Professor Abdul Adamu, on Wednesday, said Nigeria’s persistent investment and volatility problems can only be solved by putting domestic savings before capital deployment, as he presented his “savings-first investment paradigm” during his inaugural lecture at Nasarawa State University, Keffi.
“To address the instability of finance in flux, I formally present the synthetic contribution of my research: the savings-first investment paradigm.
In a low-savings, high volatility economy like Nigeria, sustainable investment cannot precede domestic savings. Savings must come first,” Prof. Adamu told the packed auditorium.
He laid out specific implications for key institutions.
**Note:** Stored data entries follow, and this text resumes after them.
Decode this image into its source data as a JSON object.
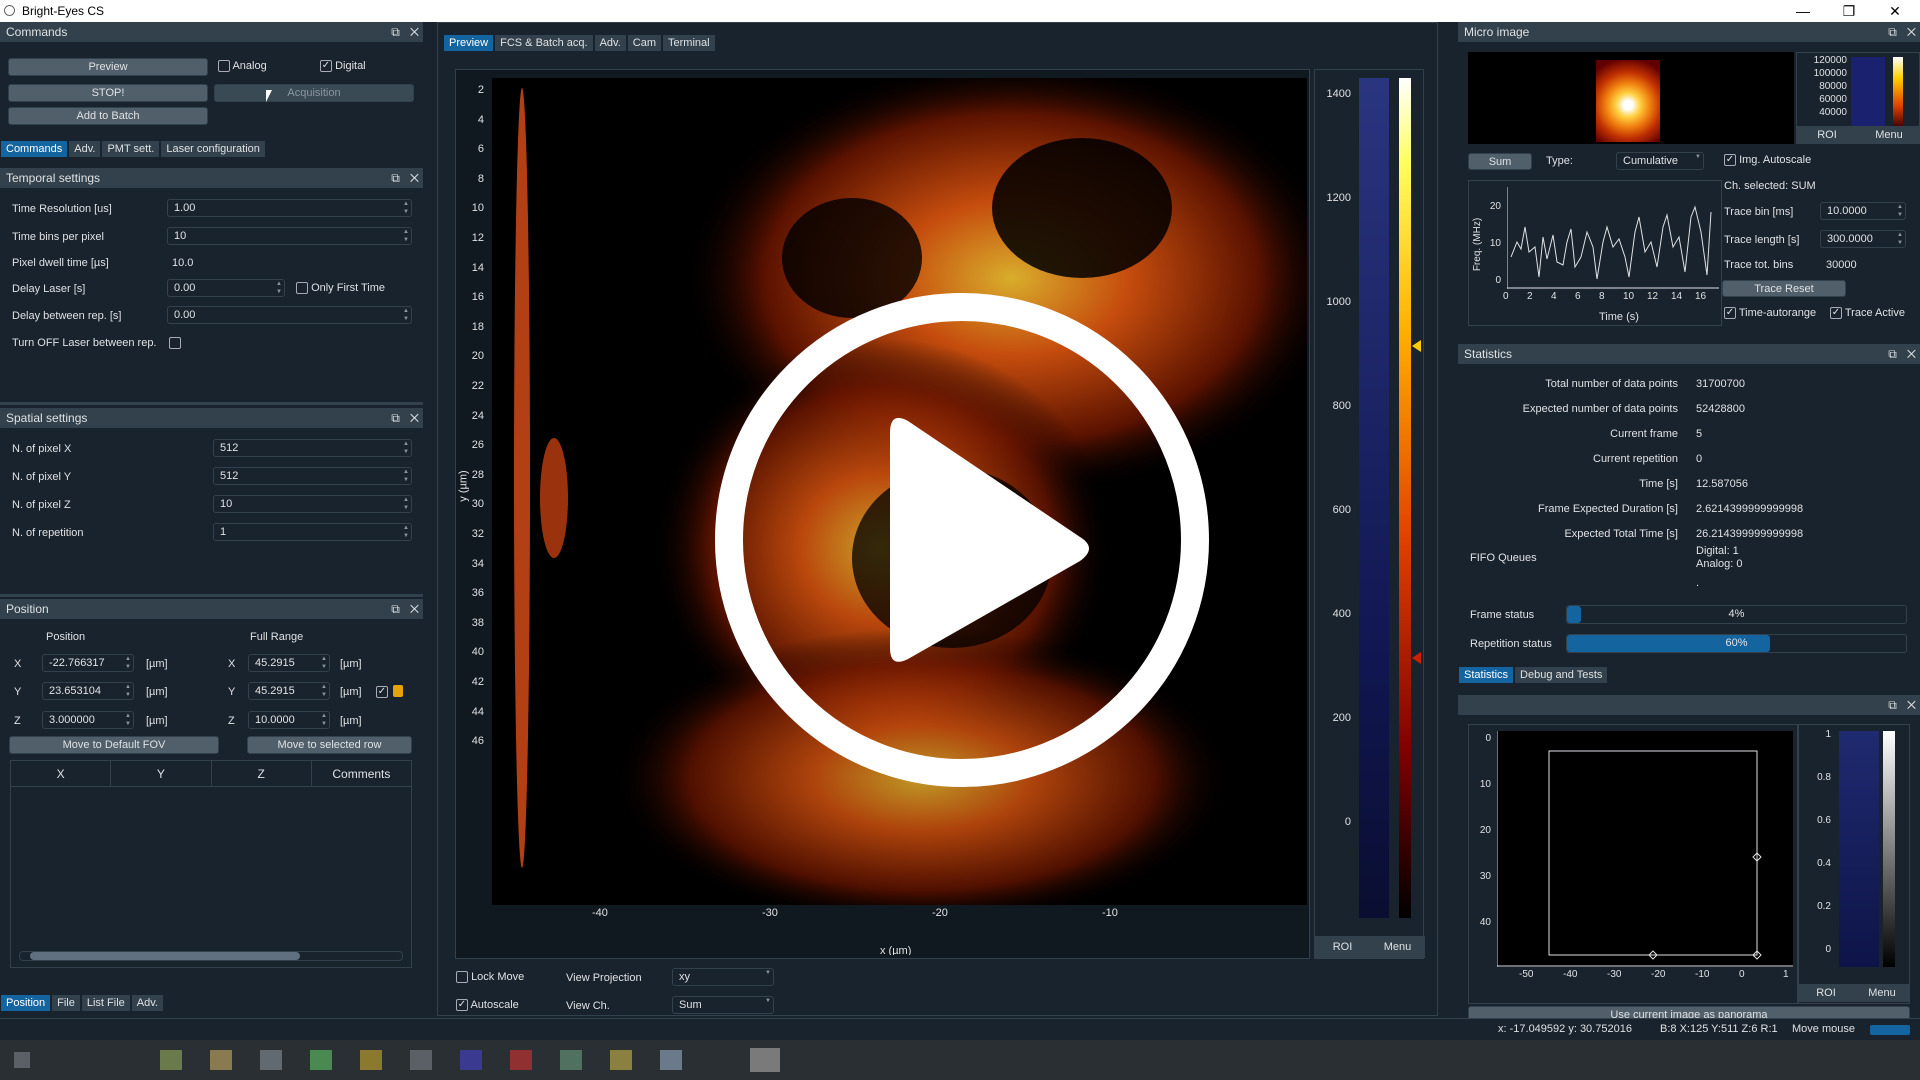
{
  "window": {
    "title": "Bright-Eyes CS",
    "controls": [
      "—",
      "❐",
      "✕"
    ]
  },
  "commands": {
    "title": "Commands",
    "preview": "Preview",
    "analog": "Analog",
    "digital": "Digital",
    "stop": "STOP!",
    "acquisition": "Acquisition",
    "add_batch": "Add to Batch",
    "tabs": [
      "Commands",
      "Adv.",
      "PMT sett.",
      "Laser configuration"
    ]
  },
  "temporal": {
    "title": "Temporal settings",
    "time_res_label": "Time Resolution [us]",
    "time_res": "1.00",
    "bins_label": "Time bins per pixel",
    "bins": "10",
    "dwell_label": "Pixel dwell time [µs]",
    "dwell": "10.0",
    "delay_label": "Delay Laser [s]",
    "delay": "0.00",
    "only_first": "Only First Time",
    "delay_rep_label": "Delay between rep. [s]",
    "delay_rep": "0.00",
    "turn_off_label": "Turn OFF Laser between rep."
  },
  "spatial": {
    "title": "Spatial settings",
    "nx_label": "N. of pixel X",
    "nx": "512",
    "ny_label": "N. of pixel Y",
    "ny": "512",
    "nz_label": "N. of pixel Z",
    "nz": "10",
    "nrep_label": "N. of repetition",
    "nrep": "1"
  },
  "position": {
    "title": "Position",
    "pos_header": "Position",
    "range_header": "Full Range",
    "x_label": "X",
    "x": "-22.766317",
    "xr": "45.2915",
    "y_label": "Y",
    "y": "23.653104",
    "yr": "45.2915",
    "z_label": "Z",
    "z": "3.000000",
    "zr": "10.0000",
    "unit": "[µm]",
    "move_default": "Move to Default FOV",
    "move_selected": "Move to selected row",
    "table_headers": [
      "X",
      "Y",
      "Z",
      "Comments"
    ],
    "bottom_tabs": [
      "Position",
      "File",
      "List File",
      "Adv."
    ]
  },
  "center": {
    "tabs": [
      "Preview",
      "FCS & Batch acq.",
      "Adv.",
      "Cam",
      "Terminal"
    ],
    "y_ticks": [
      "2",
      "4",
      "6",
      "8",
      "10",
      "12",
      "14",
      "16",
      "18",
      "20",
      "22",
      "24",
      "26",
      "28",
      "30",
      "32",
      "34",
      "36",
      "38",
      "40",
      "42",
      "44",
      "46"
    ],
    "y_label": "y (µm)",
    "x_ticks": [
      "-40",
      "-30",
      "-20",
      "-10"
    ],
    "x_label": "x (µm)",
    "cbar_ticks": [
      "1400",
      "1200",
      "1000",
      "800",
      "600",
      "400",
      "200",
      "0"
    ],
    "roi": "ROI",
    "menu": "Menu",
    "lock_move": "Lock Move",
    "autoscale": "Autoscale",
    "view_proj_label": "View Projection",
    "view_proj": "xy",
    "view_ch_label": "View Ch.",
    "view_ch": "Sum"
  },
  "micro": {
    "title": "Micro image",
    "cbar_ticks": [
      "120000",
      "100000",
      "80000",
      "60000",
      "40000"
    ],
    "roi": "ROI",
    "menu": "Menu",
    "sum": "Sum",
    "type_label": "Type:",
    "type": "Cumulative",
    "img_autoscale": "Img. Autoscale",
    "ch_selected": "Ch. selected: SUM",
    "trace_bin_label": "Trace bin [ms]",
    "trace_bin": "10.0000",
    "trace_len_label": "Trace length [s]",
    "trace_len": "300.0000",
    "trace_tot_label": "Trace tot. bins",
    "trace_tot": "30000",
    "trace_reset": "Trace Reset",
    "time_autorange": "Time-autorange",
    "trace_active": "Trace Active",
    "trace_ylabel": "Freq. (MHz)",
    "trace_xlabel": "Time (s)",
    "trace_yticks": [
      "20",
      "10",
      "0"
    ],
    "trace_xticks": [
      "0",
      "2",
      "4",
      "6",
      "8",
      "10",
      "12",
      "14",
      "16"
    ]
  },
  "statistics": {
    "title": "Statistics",
    "rows": [
      {
        "label": "Total number of data points",
        "value": "31700700"
      },
      {
        "label": "Expected number of data points",
        "value": "52428800"
      },
      {
        "label": "Current frame",
        "value": "5"
      },
      {
        "label": "Current repetition",
        "value": "0"
      },
      {
        "label": "Time [s]",
        "value": "12.587056"
      },
      {
        "label": "Frame Expected Duration [s]",
        "value": "2.6214399999999998"
      },
      {
        "label": "Expected Total Time [s]",
        "value": "26.214399999999998"
      }
    ],
    "fifo_label": "FIFO Queues",
    "fifo_digital": "Digital: 1",
    "fifo_analog": "Analog: 0",
    "dot": ".",
    "frame_status_label": "Frame status",
    "frame_status": 0.04,
    "frame_status_text": "4%",
    "rep_status_label": "Repetition status",
    "rep_status": 0.6,
    "rep_status_text": "60%",
    "tabs": [
      "Statistics",
      "Debug and Tests"
    ]
  },
  "panorama": {
    "y_ticks": [
      "0",
      "10",
      "20",
      "30",
      "40"
    ],
    "x_ticks": [
      "-50",
      "-40",
      "-30",
      "-20",
      "-10",
      "0",
      "1"
    ],
    "cbar_ticks": [
      "1",
      "0.8",
      "0.6",
      "0.4",
      "0.2",
      "0"
    ],
    "roi": "ROI",
    "menu": "Menu",
    "use_current": "Use current image as panorama"
  },
  "statusbar": {
    "coords": "x: -17.049592  y: 30.752016",
    "voxel": "B:8 X:125 Y:511 Z:6 R:1",
    "mouse": "Move mouse"
  },
  "colors": {
    "bg": "#19232d",
    "panel_title": "#32414b",
    "accent": "#1464a0",
    "button": "#505f69"
  }
}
For the Central Bank of Nigeria, he urged prioritisation of savings mobilisation frameworks and behavioural nudges to encourage citizens to save. He told the Securities and Exchange Commission to strengthen investor protection and reduce information asymmetry in the capital market.
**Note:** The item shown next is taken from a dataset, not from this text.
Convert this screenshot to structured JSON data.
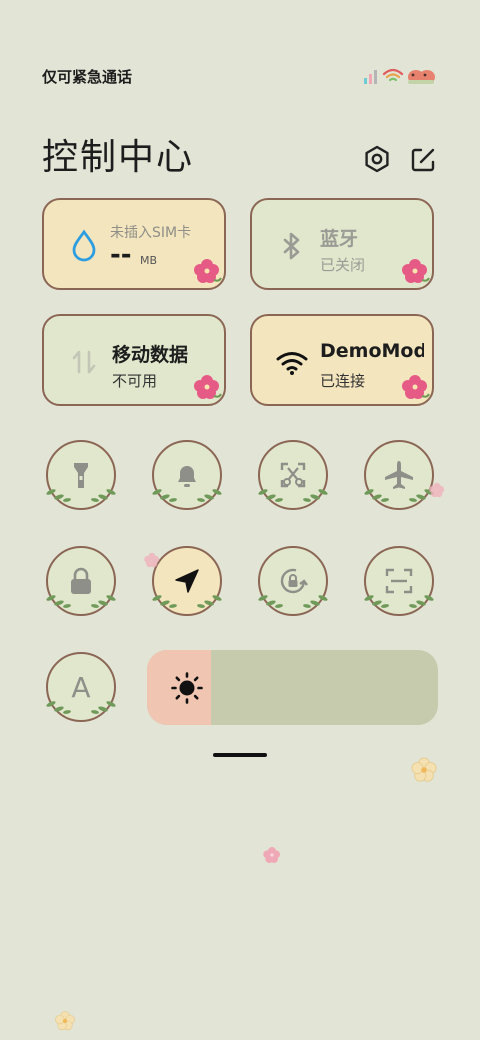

For the Federal Ministry of Finance, Prof. Adamu recommended a shift “from revenue-centric budgeting to savings-centric capital formation” to build long-term wealth. He also called on the financial services industry to design products that reward long-term savings rather than short-term speculation.
SME agencies, he said, must go beyond registration and training and focus on supporting innovation that translates into productive output.
The lecture drew academics, policymakers and financial sector players who engaged the professor on how the model could reshape Nigeria’s development strategy amid global economic uncertainty.
NSUK Vice-Chancellor described the inaugural lecture as a timely contribution to national discourse on sustainable growth, noting that Nigeria’s low savings rate has remained a structural weakness for decades.
Prof. Adamu’s savings-first framework adds to growing calls for policies that build domestic capital before chasing foreign investment.